昨夕、クライブのもとに飛んできた鳥にはレイチェルも気付いていた。
それでは、エリオットはいつから知っていたのだろうと、つい余計なことを考えてしまう。
そんな彼女を黙って見守っていたクライブは静かに続けた。
「決して、将軍達が手を抜くわけではありません。彼らは力の限りバイレモを守り抜く覚悟です。
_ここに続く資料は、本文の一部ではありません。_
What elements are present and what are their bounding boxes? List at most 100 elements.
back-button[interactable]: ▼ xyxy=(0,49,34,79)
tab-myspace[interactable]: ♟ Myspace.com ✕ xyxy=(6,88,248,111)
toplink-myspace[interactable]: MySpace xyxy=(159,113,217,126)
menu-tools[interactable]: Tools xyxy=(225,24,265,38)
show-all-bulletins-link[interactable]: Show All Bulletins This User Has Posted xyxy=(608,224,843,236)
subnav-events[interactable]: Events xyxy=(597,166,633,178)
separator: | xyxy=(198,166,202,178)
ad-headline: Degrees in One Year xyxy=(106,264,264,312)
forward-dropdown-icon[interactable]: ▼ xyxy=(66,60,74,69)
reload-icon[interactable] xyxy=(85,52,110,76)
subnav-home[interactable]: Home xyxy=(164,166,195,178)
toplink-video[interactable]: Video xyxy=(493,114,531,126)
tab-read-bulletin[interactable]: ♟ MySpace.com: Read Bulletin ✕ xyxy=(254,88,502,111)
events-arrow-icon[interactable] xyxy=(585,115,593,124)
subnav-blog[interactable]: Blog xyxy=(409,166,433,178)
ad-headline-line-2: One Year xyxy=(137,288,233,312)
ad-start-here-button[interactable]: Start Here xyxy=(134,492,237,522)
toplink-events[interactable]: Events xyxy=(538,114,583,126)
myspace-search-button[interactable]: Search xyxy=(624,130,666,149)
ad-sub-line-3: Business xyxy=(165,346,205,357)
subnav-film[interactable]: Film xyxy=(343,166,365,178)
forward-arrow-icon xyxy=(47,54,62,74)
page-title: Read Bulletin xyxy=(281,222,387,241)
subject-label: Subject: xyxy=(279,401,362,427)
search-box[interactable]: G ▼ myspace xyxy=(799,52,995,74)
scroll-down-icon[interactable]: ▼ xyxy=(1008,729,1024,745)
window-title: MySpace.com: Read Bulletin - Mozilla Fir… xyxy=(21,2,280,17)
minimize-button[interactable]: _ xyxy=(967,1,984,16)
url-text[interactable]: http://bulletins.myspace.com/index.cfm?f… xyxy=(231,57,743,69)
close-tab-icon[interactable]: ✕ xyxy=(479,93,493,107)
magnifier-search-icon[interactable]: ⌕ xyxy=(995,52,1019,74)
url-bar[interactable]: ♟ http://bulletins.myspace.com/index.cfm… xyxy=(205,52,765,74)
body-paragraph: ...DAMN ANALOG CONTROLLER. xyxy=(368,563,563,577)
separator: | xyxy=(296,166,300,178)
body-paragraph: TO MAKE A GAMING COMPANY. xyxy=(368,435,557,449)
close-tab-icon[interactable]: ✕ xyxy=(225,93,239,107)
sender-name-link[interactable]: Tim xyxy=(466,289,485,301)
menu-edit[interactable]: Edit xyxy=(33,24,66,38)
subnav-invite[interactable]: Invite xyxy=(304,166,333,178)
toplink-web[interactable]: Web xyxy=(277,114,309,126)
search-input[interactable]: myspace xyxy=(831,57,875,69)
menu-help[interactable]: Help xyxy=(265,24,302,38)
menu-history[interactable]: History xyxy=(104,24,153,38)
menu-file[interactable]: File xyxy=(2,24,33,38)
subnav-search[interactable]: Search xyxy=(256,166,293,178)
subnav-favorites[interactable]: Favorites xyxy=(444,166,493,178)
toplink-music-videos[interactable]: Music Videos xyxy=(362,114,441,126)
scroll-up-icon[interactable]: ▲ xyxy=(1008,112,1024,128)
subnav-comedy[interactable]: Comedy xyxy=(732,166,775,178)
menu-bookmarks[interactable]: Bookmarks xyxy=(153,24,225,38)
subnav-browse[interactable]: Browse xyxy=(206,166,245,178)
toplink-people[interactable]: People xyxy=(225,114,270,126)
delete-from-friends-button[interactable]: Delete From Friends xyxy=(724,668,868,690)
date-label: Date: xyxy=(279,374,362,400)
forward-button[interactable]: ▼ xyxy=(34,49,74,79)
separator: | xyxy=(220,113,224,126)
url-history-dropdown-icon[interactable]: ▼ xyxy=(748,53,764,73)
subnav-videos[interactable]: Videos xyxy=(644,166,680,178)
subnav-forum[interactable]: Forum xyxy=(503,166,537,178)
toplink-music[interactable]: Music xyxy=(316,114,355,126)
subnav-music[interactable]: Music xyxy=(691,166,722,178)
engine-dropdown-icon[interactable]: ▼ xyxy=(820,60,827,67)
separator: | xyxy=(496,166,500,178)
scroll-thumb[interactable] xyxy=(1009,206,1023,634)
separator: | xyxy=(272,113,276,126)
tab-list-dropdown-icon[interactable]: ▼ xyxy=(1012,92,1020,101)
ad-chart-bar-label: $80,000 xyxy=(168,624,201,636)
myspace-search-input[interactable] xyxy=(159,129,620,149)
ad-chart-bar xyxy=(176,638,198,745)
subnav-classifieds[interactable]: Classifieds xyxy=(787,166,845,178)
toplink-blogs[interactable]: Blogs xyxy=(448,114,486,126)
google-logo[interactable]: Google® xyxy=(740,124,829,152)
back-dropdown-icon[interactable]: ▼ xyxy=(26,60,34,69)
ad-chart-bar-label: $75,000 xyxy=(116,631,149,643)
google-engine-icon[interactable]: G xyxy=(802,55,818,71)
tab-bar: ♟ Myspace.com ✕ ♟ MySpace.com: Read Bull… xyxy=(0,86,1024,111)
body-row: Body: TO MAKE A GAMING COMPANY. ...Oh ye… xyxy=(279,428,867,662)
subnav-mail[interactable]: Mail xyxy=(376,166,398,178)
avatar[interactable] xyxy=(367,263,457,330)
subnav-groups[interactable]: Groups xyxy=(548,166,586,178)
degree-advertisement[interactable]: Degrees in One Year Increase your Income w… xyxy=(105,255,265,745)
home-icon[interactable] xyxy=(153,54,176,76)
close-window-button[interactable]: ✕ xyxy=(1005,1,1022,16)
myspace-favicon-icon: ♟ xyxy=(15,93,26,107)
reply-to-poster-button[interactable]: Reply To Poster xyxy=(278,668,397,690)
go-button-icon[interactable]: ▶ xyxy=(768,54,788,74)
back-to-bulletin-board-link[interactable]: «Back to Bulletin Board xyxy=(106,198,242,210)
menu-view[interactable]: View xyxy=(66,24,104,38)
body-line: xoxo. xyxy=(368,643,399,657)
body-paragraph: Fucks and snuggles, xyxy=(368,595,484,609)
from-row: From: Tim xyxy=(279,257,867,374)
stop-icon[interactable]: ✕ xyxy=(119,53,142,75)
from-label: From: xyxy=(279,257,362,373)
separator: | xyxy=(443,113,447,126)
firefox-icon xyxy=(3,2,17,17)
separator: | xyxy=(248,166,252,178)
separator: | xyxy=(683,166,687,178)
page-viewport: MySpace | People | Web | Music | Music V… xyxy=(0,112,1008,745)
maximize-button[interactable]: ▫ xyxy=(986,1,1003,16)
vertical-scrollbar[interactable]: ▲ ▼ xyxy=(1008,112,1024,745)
それに、ブライトン軍のエスクーム侵攻がバイレモへと伝われば、エスクーム軍は動揺するでしょう。そこを上手く衝けば、勝機は我々にあります。ただ――」
言いかけて急に口を閉ざしたクライブに、レイチェルは訝しげな視線を向けた。
クライブは俯いて黙り込む。
辺りには草原を渡る風の音と、噂話に勤しむ小鳥達の声しか聞こえない。
片膝をついたままのクライブは両拳をぎゅっと固め、顔を上げた。
「レイチェル様、このまま北上しましょう」
『……どういうこと?』
「このまま北上して国境を越えれば、エリオットの――サイクス候の領地です。幸い、兵達は地理に明るい。迷うこともなく――」
『いいえ!』
激しい手ぶりでクライブを遮ると、レイチェルは震える体を必死に抑えて訴えた。
『私はこのモンテルオの王妃よ。何があろうとも、この国を捨てることはしないわ。たとえ疎まれようとも、陛下から離縁を申し渡されるまで居座るつもりなの』
笑ってないと泣いてしまいそうで、レイチェルは無理に微笑んだ。
父王からの手紙を燃やした時の決意。
幸せになるための努力は報われないかもしれない。
何度も間違ってばかり、迷ってばかりの決断は、今度も同じになるかもしれない。
それでもレイチェルの選んだ道なのだ。
『エリオットを頼れば、楽なのはわかるわ。でも、ダメなの。……ごめんなさい』
「いいえ、レイチェル様が決められたのなら、それでいいのです」
皆を巻き込んでしまうことが、レイチェルには気がかりだった。
しかし、クライブは心からの笑顔でそれを否定した。